The randomized controlled trial involved 6,847 women who either took tamoxifen for 10 years or took tamoxifen for 5 years followed by a placebo. Both groups of women were followed for up to 8 years after their treatment ended. The results showed that 15 years after the start of treatment, the risk of breast cancer recurrence was 25.1% in women taking tamoxifen for 5 years and 21.4% for women taking tamoxifen for 10 years. “This trial is great news for women with this type of breast cancer” stated Dr Caitlin Palframan, head of policy at Breakthrough Breast Cancer, UK ( BBC News , 5 Dec 2012).

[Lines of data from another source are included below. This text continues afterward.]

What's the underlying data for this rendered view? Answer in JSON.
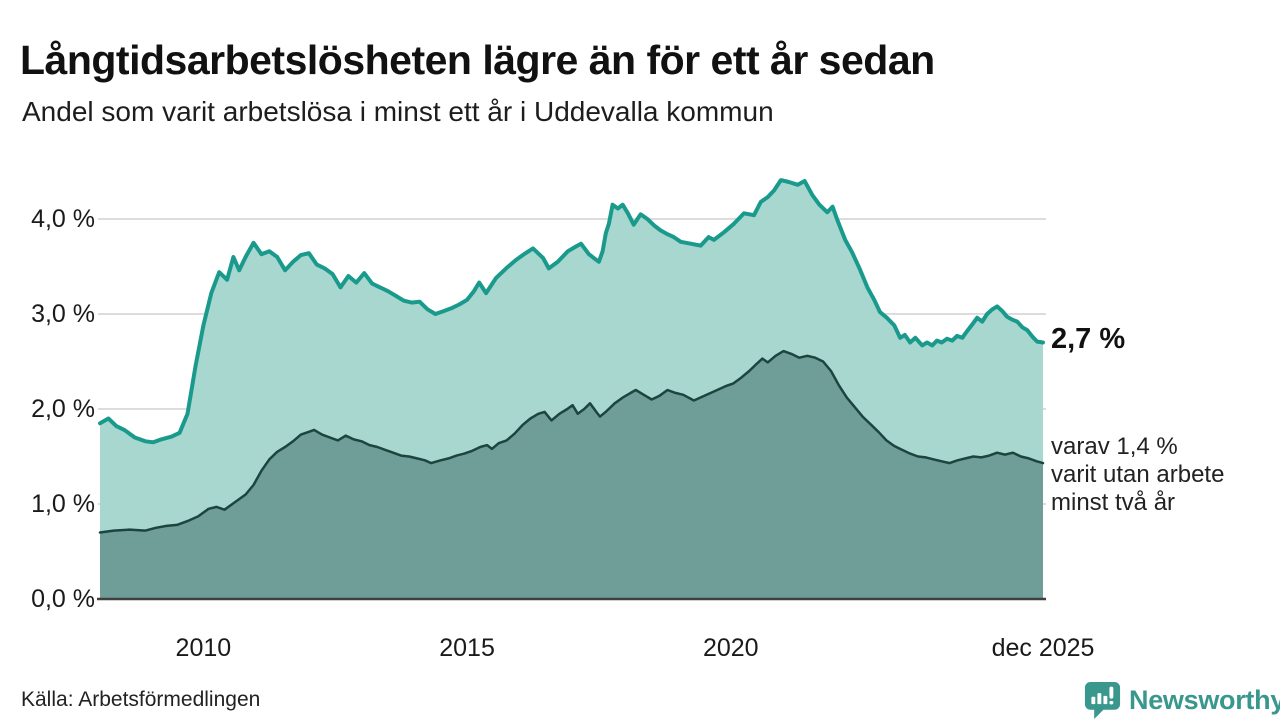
{
  "header": {
    "title": "Långtidsarbetslösheten lägre än för ett år sedan",
    "subtitle": "Andel som varit arbetslösa i minst ett år i Uddevalla kommun"
  },
  "annotations": {
    "end_value_primary": "2,7 %",
    "secondary_lines": [
      "varav 1,4 %",
      "varit utan arbete",
      "minst två år"
    ]
  },
  "footer": {
    "source": "Källa: Arbetsförmedlingen",
    "brand": "Newsworthy",
    "brand_color": "#3a978d"
  },
  "chart_data": {
    "type": "area",
    "title": "Långtidsarbetslösheten lägre än för ett år sedan",
    "subtitle": "Andel som varit arbetslösa i minst ett år i Uddevalla kommun",
    "xlabel": "",
    "ylabel": "",
    "grid": true,
    "grid_color": "#dcdcdc",
    "axis_color": "#3f3f3f",
    "legend_position": "right-annotations",
    "x_range": [
      2008.04,
      2025.92
    ],
    "ylim": [
      0,
      4.6
    ],
    "y_ticks": [
      {
        "label": "0,0 %",
        "value": 0
      },
      {
        "label": "1,0 %",
        "value": 1
      },
      {
        "label": "2,0 %",
        "value": 2
      },
      {
        "label": "3,0 %",
        "value": 3
      },
      {
        "label": "4,0 %",
        "value": 4
      }
    ],
    "x_ticks": [
      {
        "label": "2010",
        "year": 2010
      },
      {
        "label": "2015",
        "year": 2015
      },
      {
        "label": "2020",
        "year": 2020
      },
      {
        "label": "dec 2025",
        "year": 2025.92
      }
    ],
    "series": [
      {
        "name": "Andel arbetslösa minst ett år",
        "end_label": "2,7 %",
        "line_color": "#1a9a8c",
        "fill_color": "#a8d7d0",
        "line_width": 4,
        "points": [
          [
            2008.04,
            1.85
          ],
          [
            2008.2,
            1.9
          ],
          [
            2008.35,
            1.82
          ],
          [
            2008.5,
            1.78
          ],
          [
            2008.7,
            1.7
          ],
          [
            2008.9,
            1.66
          ],
          [
            2009.05,
            1.65
          ],
          [
            2009.2,
            1.68
          ],
          [
            2009.4,
            1.71
          ],
          [
            2009.55,
            1.75
          ],
          [
            2009.7,
            1.95
          ],
          [
            2009.85,
            2.45
          ],
          [
            2010.0,
            2.88
          ],
          [
            2010.15,
            3.22
          ],
          [
            2010.3,
            3.44
          ],
          [
            2010.45,
            3.36
          ],
          [
            2010.57,
            3.6
          ],
          [
            2010.68,
            3.46
          ],
          [
            2010.8,
            3.6
          ],
          [
            2010.95,
            3.75
          ],
          [
            2011.1,
            3.63
          ],
          [
            2011.25,
            3.66
          ],
          [
            2011.4,
            3.6
          ],
          [
            2011.55,
            3.46
          ],
          [
            2011.7,
            3.55
          ],
          [
            2011.85,
            3.62
          ],
          [
            2012.0,
            3.64
          ],
          [
            2012.15,
            3.52
          ],
          [
            2012.3,
            3.48
          ],
          [
            2012.45,
            3.42
          ],
          [
            2012.6,
            3.28
          ],
          [
            2012.75,
            3.4
          ],
          [
            2012.9,
            3.33
          ],
          [
            2013.05,
            3.43
          ],
          [
            2013.2,
            3.32
          ],
          [
            2013.35,
            3.28
          ],
          [
            2013.5,
            3.24
          ],
          [
            2013.65,
            3.19
          ],
          [
            2013.8,
            3.14
          ],
          [
            2013.95,
            3.12
          ],
          [
            2014.1,
            3.13
          ],
          [
            2014.25,
            3.05
          ],
          [
            2014.4,
            3.0
          ],
          [
            2014.55,
            3.03
          ],
          [
            2014.7,
            3.06
          ],
          [
            2014.85,
            3.1
          ],
          [
            2015.0,
            3.15
          ],
          [
            2015.13,
            3.24
          ],
          [
            2015.23,
            3.33
          ],
          [
            2015.36,
            3.22
          ],
          [
            2015.55,
            3.38
          ],
          [
            2015.74,
            3.48
          ],
          [
            2015.93,
            3.57
          ],
          [
            2016.08,
            3.63
          ],
          [
            2016.25,
            3.69
          ],
          [
            2016.44,
            3.59
          ],
          [
            2016.55,
            3.48
          ],
          [
            2016.72,
            3.55
          ],
          [
            2016.91,
            3.66
          ],
          [
            2017.06,
            3.71
          ],
          [
            2017.16,
            3.74
          ],
          [
            2017.31,
            3.63
          ],
          [
            2017.4,
            3.59
          ],
          [
            2017.5,
            3.55
          ],
          [
            2017.57,
            3.66
          ],
          [
            2017.63,
            3.85
          ],
          [
            2017.69,
            3.95
          ],
          [
            2017.76,
            4.15
          ],
          [
            2017.86,
            4.11
          ],
          [
            2017.95,
            4.15
          ],
          [
            2018.05,
            4.06
          ],
          [
            2018.16,
            3.94
          ],
          [
            2018.29,
            4.05
          ],
          [
            2018.42,
            4.0
          ],
          [
            2018.55,
            3.93
          ],
          [
            2018.67,
            3.88
          ],
          [
            2018.8,
            3.84
          ],
          [
            2018.92,
            3.81
          ],
          [
            2019.05,
            3.76
          ],
          [
            2019.24,
            3.74
          ],
          [
            2019.43,
            3.72
          ],
          [
            2019.58,
            3.81
          ],
          [
            2019.68,
            3.78
          ],
          [
            2019.87,
            3.86
          ],
          [
            2020.06,
            3.95
          ],
          [
            2020.25,
            4.06
          ],
          [
            2020.44,
            4.04
          ],
          [
            2020.57,
            4.18
          ],
          [
            2020.7,
            4.23
          ],
          [
            2020.82,
            4.3
          ],
          [
            2020.95,
            4.41
          ],
          [
            2021.1,
            4.39
          ],
          [
            2021.27,
            4.36
          ],
          [
            2021.4,
            4.4
          ],
          [
            2021.55,
            4.25
          ],
          [
            2021.68,
            4.15
          ],
          [
            2021.83,
            4.07
          ],
          [
            2021.93,
            4.13
          ],
          [
            2022.02,
            3.99
          ],
          [
            2022.17,
            3.78
          ],
          [
            2022.3,
            3.65
          ],
          [
            2022.44,
            3.48
          ],
          [
            2022.59,
            3.28
          ],
          [
            2022.72,
            3.15
          ],
          [
            2022.83,
            3.02
          ],
          [
            2022.96,
            2.96
          ],
          [
            2023.1,
            2.88
          ],
          [
            2023.21,
            2.75
          ],
          [
            2023.3,
            2.78
          ],
          [
            2023.4,
            2.7
          ],
          [
            2023.5,
            2.75
          ],
          [
            2023.63,
            2.67
          ],
          [
            2023.72,
            2.7
          ],
          [
            2023.82,
            2.67
          ],
          [
            2023.91,
            2.72
          ],
          [
            2024.0,
            2.7
          ],
          [
            2024.1,
            2.74
          ],
          [
            2024.2,
            2.72
          ],
          [
            2024.29,
            2.77
          ],
          [
            2024.39,
            2.75
          ],
          [
            2024.48,
            2.82
          ],
          [
            2024.58,
            2.89
          ],
          [
            2024.67,
            2.96
          ],
          [
            2024.77,
            2.92
          ],
          [
            2024.86,
            3.0
          ],
          [
            2024.96,
            3.05
          ],
          [
            2025.05,
            3.08
          ],
          [
            2025.15,
            3.03
          ],
          [
            2025.24,
            2.97
          ],
          [
            2025.34,
            2.94
          ],
          [
            2025.43,
            2.92
          ],
          [
            2025.53,
            2.86
          ],
          [
            2025.62,
            2.83
          ],
          [
            2025.72,
            2.76
          ],
          [
            2025.81,
            2.71
          ],
          [
            2025.92,
            2.7
          ]
        ]
      },
      {
        "name": "varav utan arbete minst två år",
        "end_label": "1,4 %",
        "line_color": "#1d453f",
        "fill_color": "#6f9e98",
        "line_width": 2.5,
        "points": [
          [
            2008.04,
            0.7
          ],
          [
            2008.3,
            0.72
          ],
          [
            2008.6,
            0.73
          ],
          [
            2008.9,
            0.72
          ],
          [
            2009.1,
            0.75
          ],
          [
            2009.3,
            0.77
          ],
          [
            2009.5,
            0.78
          ],
          [
            2009.7,
            0.82
          ],
          [
            2009.9,
            0.87
          ],
          [
            2010.1,
            0.95
          ],
          [
            2010.25,
            0.97
          ],
          [
            2010.4,
            0.94
          ],
          [
            2010.6,
            1.02
          ],
          [
            2010.8,
            1.1
          ],
          [
            2010.95,
            1.2
          ],
          [
            2011.1,
            1.35
          ],
          [
            2011.25,
            1.47
          ],
          [
            2011.4,
            1.55
          ],
          [
            2011.55,
            1.6
          ],
          [
            2011.7,
            1.66
          ],
          [
            2011.85,
            1.73
          ],
          [
            2012.0,
            1.76
          ],
          [
            2012.1,
            1.78
          ],
          [
            2012.25,
            1.73
          ],
          [
            2012.4,
            1.7
          ],
          [
            2012.55,
            1.67
          ],
          [
            2012.7,
            1.72
          ],
          [
            2012.85,
            1.68
          ],
          [
            2013.0,
            1.66
          ],
          [
            2013.15,
            1.62
          ],
          [
            2013.3,
            1.6
          ],
          [
            2013.45,
            1.57
          ],
          [
            2013.6,
            1.54
          ],
          [
            2013.75,
            1.51
          ],
          [
            2013.9,
            1.5
          ],
          [
            2014.05,
            1.48
          ],
          [
            2014.2,
            1.46
          ],
          [
            2014.32,
            1.43
          ],
          [
            2014.5,
            1.46
          ],
          [
            2014.65,
            1.48
          ],
          [
            2014.8,
            1.51
          ],
          [
            2014.95,
            1.53
          ],
          [
            2015.1,
            1.56
          ],
          [
            2015.25,
            1.6
          ],
          [
            2015.38,
            1.62
          ],
          [
            2015.47,
            1.58
          ],
          [
            2015.6,
            1.64
          ],
          [
            2015.75,
            1.67
          ],
          [
            2015.9,
            1.74
          ],
          [
            2016.05,
            1.83
          ],
          [
            2016.2,
            1.9
          ],
          [
            2016.35,
            1.95
          ],
          [
            2016.47,
            1.97
          ],
          [
            2016.6,
            1.88
          ],
          [
            2016.75,
            1.95
          ],
          [
            2016.9,
            2.0
          ],
          [
            2017.0,
            2.04
          ],
          [
            2017.1,
            1.95
          ],
          [
            2017.22,
            2.0
          ],
          [
            2017.33,
            2.06
          ],
          [
            2017.45,
            1.97
          ],
          [
            2017.52,
            1.92
          ],
          [
            2017.65,
            1.98
          ],
          [
            2017.8,
            2.06
          ],
          [
            2017.95,
            2.12
          ],
          [
            2018.1,
            2.17
          ],
          [
            2018.2,
            2.2
          ],
          [
            2018.35,
            2.15
          ],
          [
            2018.5,
            2.1
          ],
          [
            2018.65,
            2.14
          ],
          [
            2018.8,
            2.2
          ],
          [
            2018.95,
            2.17
          ],
          [
            2019.1,
            2.15
          ],
          [
            2019.3,
            2.09
          ],
          [
            2019.5,
            2.14
          ],
          [
            2019.7,
            2.19
          ],
          [
            2019.9,
            2.24
          ],
          [
            2020.05,
            2.27
          ],
          [
            2020.2,
            2.33
          ],
          [
            2020.35,
            2.4
          ],
          [
            2020.5,
            2.48
          ],
          [
            2020.6,
            2.53
          ],
          [
            2020.7,
            2.49
          ],
          [
            2020.85,
            2.56
          ],
          [
            2021.0,
            2.61
          ],
          [
            2021.15,
            2.58
          ],
          [
            2021.3,
            2.54
          ],
          [
            2021.45,
            2.56
          ],
          [
            2021.6,
            2.54
          ],
          [
            2021.75,
            2.5
          ],
          [
            2021.9,
            2.4
          ],
          [
            2022.05,
            2.25
          ],
          [
            2022.2,
            2.12
          ],
          [
            2022.35,
            2.02
          ],
          [
            2022.5,
            1.92
          ],
          [
            2022.65,
            1.84
          ],
          [
            2022.8,
            1.76
          ],
          [
            2022.95,
            1.67
          ],
          [
            2023.1,
            1.61
          ],
          [
            2023.25,
            1.57
          ],
          [
            2023.4,
            1.53
          ],
          [
            2023.55,
            1.5
          ],
          [
            2023.7,
            1.49
          ],
          [
            2023.85,
            1.47
          ],
          [
            2024.0,
            1.45
          ],
          [
            2024.15,
            1.43
          ],
          [
            2024.3,
            1.46
          ],
          [
            2024.45,
            1.48
          ],
          [
            2024.6,
            1.5
          ],
          [
            2024.75,
            1.49
          ],
          [
            2024.9,
            1.51
          ],
          [
            2025.05,
            1.54
          ],
          [
            2025.2,
            1.52
          ],
          [
            2025.35,
            1.54
          ],
          [
            2025.5,
            1.5
          ],
          [
            2025.65,
            1.48
          ],
          [
            2025.8,
            1.45
          ],
          [
            2025.92,
            1.43
          ]
        ]
      }
    ]
  }
}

However, taking tamoxifen for an additional 5 years is not risk free. Tamoxifen increases the risk of developing endometrial cancer, and this risk approximately doubled in women who took tamoxifen for 10 years, with 3.1% of these women developing this disease. In addition, many premenopausal women find the menopausal side effects of tamoxifen difficult. As Eric Winer, chief of women's cancers at the Dana-Farber Cancer Institute, USA, noted: “the benefit [identified in this study] isn't huge, it's modest”, meaning that younger women diagnosed with breast cancer will need to think carefully about their treatment options ( Boston Globe , 5 Dec 2012). The implications of these findings are also a matter of debate. Jennifer Litton, an oncologist at the MD Anderson Cancer Center, USA, felt that the findings were unlikely to herald a “sweeping change of practice” because of the superior benefit seen with aromatase inhibitors in postmenopausal women. But premenopausal women are not prescribed aromatase inhibitors and “for those women, we have no additional strategies” noted Winer ( Wall Street Journal , 5 Dec 2012).